Caleb Nelson: Did I Get Public Rights Wrong?
Michael Ramsey
Caleb Nelson (University of Virginia School of Law) has posted Did I Get Public Rights Wrong? (112 Va. L. Rev., forthcoming 2026) (63 pages) on SSRN. Here is the abstract:
In Adjudication in the Political Branches, 107 Colum. L. Rev 559 (2007), I tried to identify and explain historical understandings of the kinds of disputes that Congress can authorize nonjudicial actors to resolve and the kinds of disputes that can be resolved only by courts. The framework that I described revolved around two distinctions: (1) the difference between “public rights” (which I defined as legal interests that belong to the government or the people collectively) and legal interests that belong to a private person; and (2) within the category of private legal interests, the difference between vested rights and mere privileges or expectancies. In my telling, nineteenth-century lawyers and judges thought that Congress could administer and dispose of “public rights” and mere privileges or expectancies without judicial involvement, but that only courts could render judgments conclusively rejecting a private individual’s or entity’s claim to vested rights. Thus, the extent of the adjudicative power that Congress either could exercise itself or could give nonjudicial actors depended on what was being adjudicated.

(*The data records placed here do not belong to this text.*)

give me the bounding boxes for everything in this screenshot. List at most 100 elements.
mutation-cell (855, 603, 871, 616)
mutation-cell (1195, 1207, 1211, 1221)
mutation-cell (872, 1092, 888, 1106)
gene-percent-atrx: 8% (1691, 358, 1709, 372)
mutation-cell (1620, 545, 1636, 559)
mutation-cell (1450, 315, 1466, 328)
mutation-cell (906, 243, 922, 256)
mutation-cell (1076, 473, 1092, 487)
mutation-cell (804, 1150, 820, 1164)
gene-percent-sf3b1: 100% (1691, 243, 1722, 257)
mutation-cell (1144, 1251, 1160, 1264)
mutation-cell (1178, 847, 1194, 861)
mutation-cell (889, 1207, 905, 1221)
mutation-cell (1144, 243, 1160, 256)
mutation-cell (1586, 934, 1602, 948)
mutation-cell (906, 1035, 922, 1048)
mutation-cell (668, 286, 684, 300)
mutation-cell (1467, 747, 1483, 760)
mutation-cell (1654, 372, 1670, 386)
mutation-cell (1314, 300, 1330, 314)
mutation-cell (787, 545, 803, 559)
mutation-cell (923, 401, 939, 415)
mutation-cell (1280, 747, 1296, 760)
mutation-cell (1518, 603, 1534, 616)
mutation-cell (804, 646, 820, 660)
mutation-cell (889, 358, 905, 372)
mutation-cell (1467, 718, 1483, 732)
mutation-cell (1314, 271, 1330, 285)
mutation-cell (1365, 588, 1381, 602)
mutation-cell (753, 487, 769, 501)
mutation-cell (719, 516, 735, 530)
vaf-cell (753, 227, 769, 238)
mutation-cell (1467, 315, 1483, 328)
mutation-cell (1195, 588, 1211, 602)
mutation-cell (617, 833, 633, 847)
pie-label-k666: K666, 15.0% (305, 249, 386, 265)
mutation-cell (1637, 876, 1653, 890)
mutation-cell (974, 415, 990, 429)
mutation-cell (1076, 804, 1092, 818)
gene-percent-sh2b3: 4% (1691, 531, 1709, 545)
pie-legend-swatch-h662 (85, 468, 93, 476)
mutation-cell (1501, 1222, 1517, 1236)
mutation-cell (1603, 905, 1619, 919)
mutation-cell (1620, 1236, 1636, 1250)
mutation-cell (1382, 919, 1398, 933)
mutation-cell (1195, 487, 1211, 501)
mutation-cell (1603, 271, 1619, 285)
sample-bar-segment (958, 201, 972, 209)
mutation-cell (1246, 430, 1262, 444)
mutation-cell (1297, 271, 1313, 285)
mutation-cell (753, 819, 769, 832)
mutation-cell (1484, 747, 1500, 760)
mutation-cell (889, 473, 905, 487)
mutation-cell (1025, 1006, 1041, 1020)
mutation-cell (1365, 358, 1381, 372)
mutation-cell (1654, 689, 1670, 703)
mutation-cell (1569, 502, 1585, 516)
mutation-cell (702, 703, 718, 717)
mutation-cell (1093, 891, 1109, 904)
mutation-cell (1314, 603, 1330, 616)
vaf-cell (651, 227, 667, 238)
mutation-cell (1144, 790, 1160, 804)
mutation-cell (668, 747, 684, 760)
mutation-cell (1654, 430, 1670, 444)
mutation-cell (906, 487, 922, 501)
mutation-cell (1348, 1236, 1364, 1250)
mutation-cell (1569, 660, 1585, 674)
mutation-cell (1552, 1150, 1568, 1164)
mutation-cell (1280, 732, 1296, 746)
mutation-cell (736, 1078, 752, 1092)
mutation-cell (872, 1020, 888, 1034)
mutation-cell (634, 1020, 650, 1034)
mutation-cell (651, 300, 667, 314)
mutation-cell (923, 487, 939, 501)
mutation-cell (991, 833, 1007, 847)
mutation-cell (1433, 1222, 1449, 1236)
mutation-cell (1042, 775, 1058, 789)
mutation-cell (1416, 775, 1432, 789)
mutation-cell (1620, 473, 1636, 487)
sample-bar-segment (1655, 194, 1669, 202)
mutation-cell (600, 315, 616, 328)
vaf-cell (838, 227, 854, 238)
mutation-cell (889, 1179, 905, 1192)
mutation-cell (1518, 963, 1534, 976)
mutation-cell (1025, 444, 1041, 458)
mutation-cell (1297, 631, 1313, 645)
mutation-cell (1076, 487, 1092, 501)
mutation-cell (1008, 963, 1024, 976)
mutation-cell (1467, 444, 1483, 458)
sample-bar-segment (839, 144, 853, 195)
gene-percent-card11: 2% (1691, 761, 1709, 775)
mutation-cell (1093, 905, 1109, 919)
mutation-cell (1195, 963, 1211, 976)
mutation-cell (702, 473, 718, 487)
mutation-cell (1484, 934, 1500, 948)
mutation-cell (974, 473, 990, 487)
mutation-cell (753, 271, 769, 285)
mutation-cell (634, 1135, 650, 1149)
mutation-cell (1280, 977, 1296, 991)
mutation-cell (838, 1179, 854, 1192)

Because the Supreme Court has been looking to history on these matters, the framework that I described has enjoyed a resurgence. Recently, though, Professor Gregory Ablavsky has taken issue with my account. In Getting Public Rights Wrong: The Lost History of the Private Land Claims, 74 Stan. L. Rev. 277 (2022), he identified an alleged counterexample to the framework that I described: when foreign sovereigns ceded territory to the United States, inhabitants of the ceded territories who claimed “imperfect” titles to land were not thought to be entitled to judicial adjudication of their claims, even though the legal interests that they asserted were regarded as property. According to Professor Ablavsky, this history supports a broader understanding of “public rights” than I offered, and it potentially legitimates more nonjudicial adjudication than my framework would suggest.
This Article responds. It explains why imperfect titles to land in the ceded territories were not regarded as judicially cognizable vested rights, and it defends my understanding of “public rights.”